Training phases follow the earlier description. Example train step:

def train_step(gen_state, disc_state, batch, rng, cfg):
    # Generate random numbers
    rng, gen_key, disc_key = random.split(rng, 3)
    # First phase: Discriminator steps
    for _ in range(cfg.disc_steps):
        rng, gen_key = random.split(rng)
        disc_state, disc_loss = discriminator_step(
            gen_state, disc_state, batch, disc_key
        )
    # Second phase: Generator step
    gen_state, gen_loss = generator_step(gen_state, disc_state, gen_key)
    return gen_state, disc_state, gen_loss, disc_loss, rng

@jit
def discriminator_step(gen_state, disc_state, batch, latent_key):
    fake_data = gen_state.apply_fn(gen_state.params, latent_key)
    def loss_fn(params):
        fake_logits = disc_state.apply_fn(params, fake_data)
        real_logits = disc_state.apply_fn(params, batch)

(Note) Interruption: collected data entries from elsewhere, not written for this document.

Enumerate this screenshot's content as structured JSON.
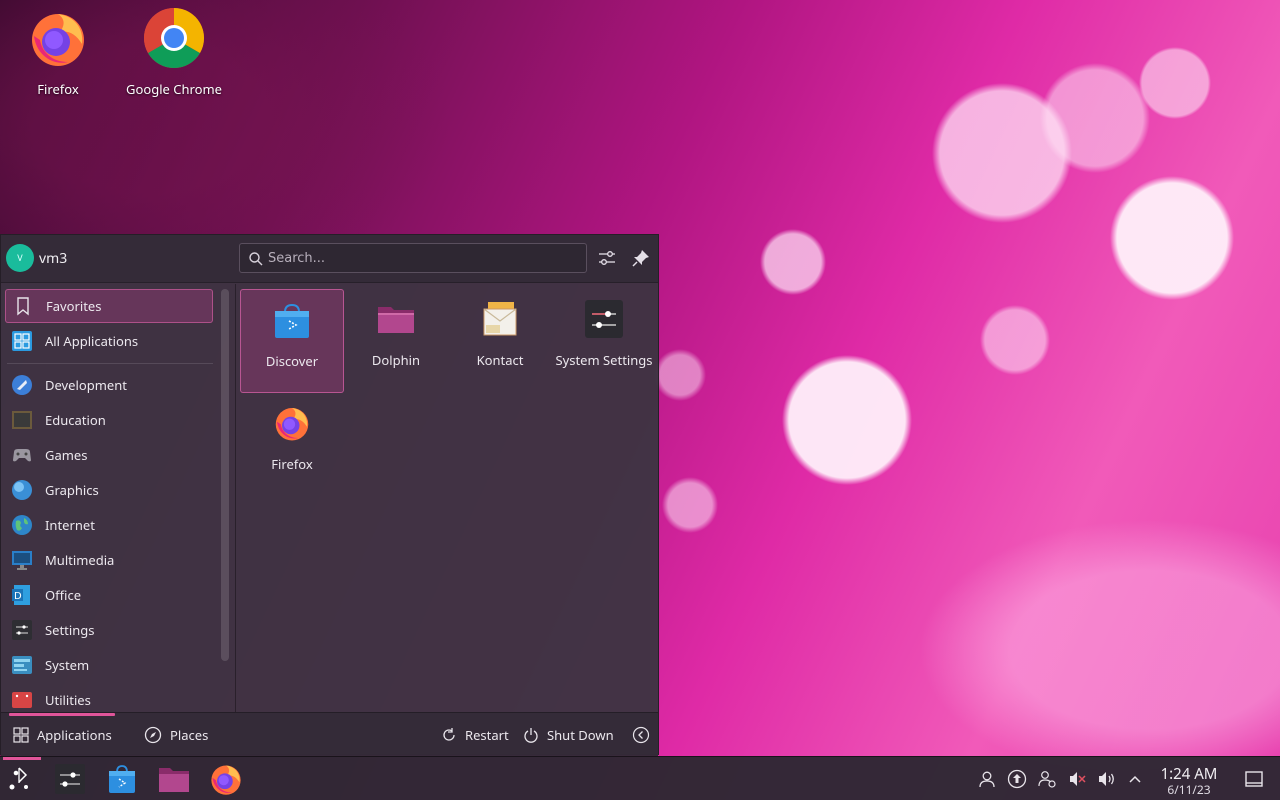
{
  "desktop": {
    "icons": [
      {
        "label": "Firefox",
        "icon": "firefox-icon"
      },
      {
        "label": "Google Chrome",
        "icon": "chrome-icon"
      }
    ]
  },
  "launcher": {
    "user": {
      "name": "vm3",
      "avatar_letter": "V"
    },
    "search": {
      "placeholder": "Search..."
    },
    "categories": [
      {
        "label": "Favorites",
        "icon": "bookmark-icon",
        "selected": true
      },
      {
        "label": "All Applications",
        "icon": "grid-icon"
      },
      {
        "label": "Development",
        "icon": "development-icon"
      },
      {
        "label": "Education",
        "icon": "education-icon"
      },
      {
        "label": "Games",
        "icon": "gamepad-icon"
      },
      {
        "label": "Graphics",
        "icon": "graphics-icon"
      },
      {
        "label": "Internet",
        "icon": "globe-icon"
      },
      {
        "label": "Multimedia",
        "icon": "multimedia-icon"
      },
      {
        "label": "Office",
        "icon": "office-icon"
      },
      {
        "label": "Settings",
        "icon": "settings-icon"
      },
      {
        "label": "System",
        "icon": "system-icon"
      },
      {
        "label": "Utilities",
        "icon": "utilities-icon"
      }
    ],
    "apps": [
      {
        "label": "Discover",
        "icon": "discover-icon",
        "selected": true
      },
      {
        "label": "Dolphin",
        "icon": "dolphin-folder-icon"
      },
      {
        "label": "Kontact",
        "icon": "kontact-icon"
      },
      {
        "label": "System Settings",
        "icon": "system-settings-icon"
      },
      {
        "label": "Firefox",
        "icon": "firefox-icon"
      }
    ],
    "footer": {
      "applications_label": "Applications",
      "places_label": "Places",
      "restart_label": "Restart",
      "shutdown_label": "Shut Down"
    }
  },
  "taskbar": {
    "pinned": [
      "kickoff-icon",
      "system-settings-icon",
      "discover-icon",
      "dolphin-folder-icon",
      "firefox-icon"
    ],
    "tray": [
      "user-icon",
      "update-icon",
      "network-icon",
      "mute-icon",
      "volume-icon",
      "expand-icon"
    ],
    "clock": {
      "time": "1:24 AM",
      "date": "6/11/23"
    },
    "accent": "#e0559a"
  }
}
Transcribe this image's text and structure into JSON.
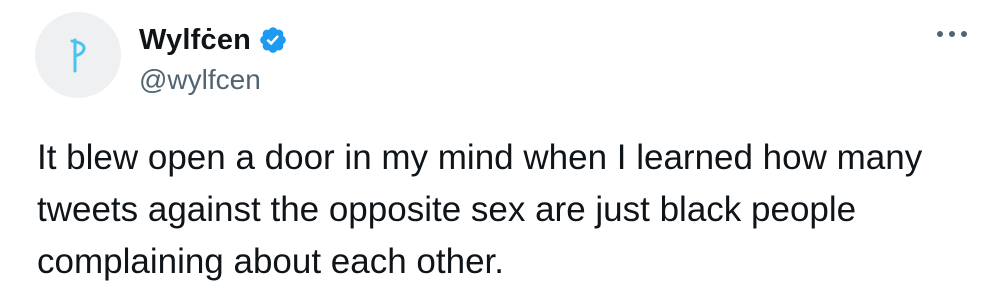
{
  "author": {
    "display_name": "Wylfċen",
    "handle": "@wylfcen",
    "avatar_icon": "rune-wynn-icon",
    "avatar_letter": "P",
    "verified": true
  },
  "tweet": {
    "text": "It blew open a door in my mind when I learned how many tweets against the opposite sex are just black people complaining about each other."
  },
  "colors": {
    "verified_blue": "#1d9bf0",
    "avatar_bg": "#eef0f2",
    "avatar_glyph": "#49c4f0",
    "text_primary": "#0f1419",
    "text_secondary": "#536471"
  },
  "icons": {
    "verified": "verified-badge-icon",
    "more": "more-options-icon"
  }
}
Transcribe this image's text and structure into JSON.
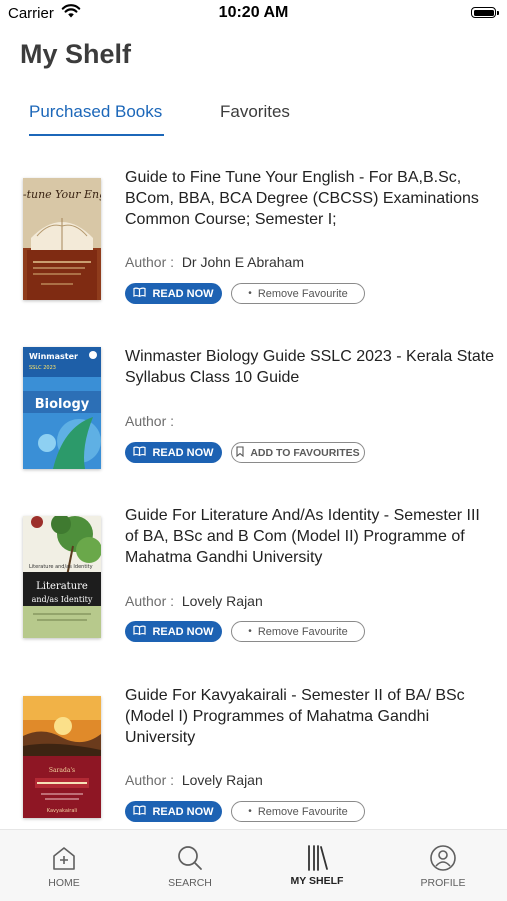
{
  "status_bar": {
    "carrier": "Carrier",
    "time": "10:20 AM"
  },
  "page_title": "My Shelf",
  "tabs": [
    {
      "label": "Purchased Books",
      "active": true
    },
    {
      "label": "Favorites",
      "active": false
    }
  ],
  "author_label": "Author :",
  "read_now_label": "READ NOW",
  "books": [
    {
      "title": "Guide to Fine Tune Your English - For  BA,B.Sc, BCom, BBA, BCA Degree (CBCSS) Examinations Common Course; Semester I;",
      "author": "Dr John E Abraham",
      "favourite_label": "Remove Favourite",
      "is_favourite": true,
      "cover_text": "Fine-tune Your English"
    },
    {
      "title": "Winmaster Biology Guide SSLC 2023 - Kerala State Syllabus Class 10 Guide",
      "author": "",
      "favourite_label": "ADD TO FAVOURITES",
      "is_favourite": false,
      "cover_text": "Biology"
    },
    {
      "title": "Guide For Literature And/As Identity - Semester III of BA, BSc and B Com (Model II) Programme of Mahatma Gandhi University",
      "author": "Lovely Rajan",
      "favourite_label": "Remove Favourite",
      "is_favourite": true,
      "cover_text": "Literature and/as Identity"
    },
    {
      "title": "Guide For Kavyakairali -  Semester II of BA/ BSc (Model I) Programmes of Mahatma Gandhi University",
      "author": "Lovely Rajan",
      "favourite_label": "Remove Favourite",
      "is_favourite": true,
      "cover_text": "Kavyakairali"
    }
  ],
  "bottom_nav": [
    {
      "label": "HOME",
      "icon": "home-icon",
      "active": false
    },
    {
      "label": "SEARCH",
      "icon": "search-icon",
      "active": false
    },
    {
      "label": "MY SHELF",
      "icon": "shelf-icon",
      "active": true
    },
    {
      "label": "PROFILE",
      "icon": "profile-icon",
      "active": false
    }
  ],
  "colors": {
    "accent": "#1c67b9",
    "read_button": "#1d62b3"
  }
}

        fake_loss = optax.sigmoid_binary_cross_entropy(
            fake_logits, jnp.zeros_like(fake_logits)
        )
        real_loss = optax.sigmoid_binary_cross_entropy(
            real_logits, jnp.ones_like(real_logits)
        )
        loss = jnp.mean(fake_loss + real_loss)
        return loss
    loss, grads = value_and_grad(loss_fn)(disc_state.params)
    disc_state = disc_state.apply_gradients(grads=grads)
    return disc_state, loss

@jit
def generator_step(gen_state, disc_state, latent_key):
    def loss_fn(params):
        fake_data = gen_state.apply_fn(params, latent_key)
        fake_logits = disc_state.apply_fn(disc_state.params, fake_data)
        # Non-saturating loss
        loss = -jnp.mean(jnp.log(nn.sigmoid(fake_logits)))
        return loss
    loss, grads = value_and_grad(loss_fn)(gen_state.params)
    gen_state = gen_state.apply_gradients(grads=grads)
    return gen_state, loss

Conclusion

We saw how to implement a GAN in Flax, by first going into some theoretical review and then diving into some of the peculiarities of this framework. I hope you found this exploration as useful and interesting as it was for me to write it. Your feedback, comments, and critiques are welcome.

References

Kevin P. Murphy (2023). Probabilistic Machine Learning: Advanced Topics. MIT Press.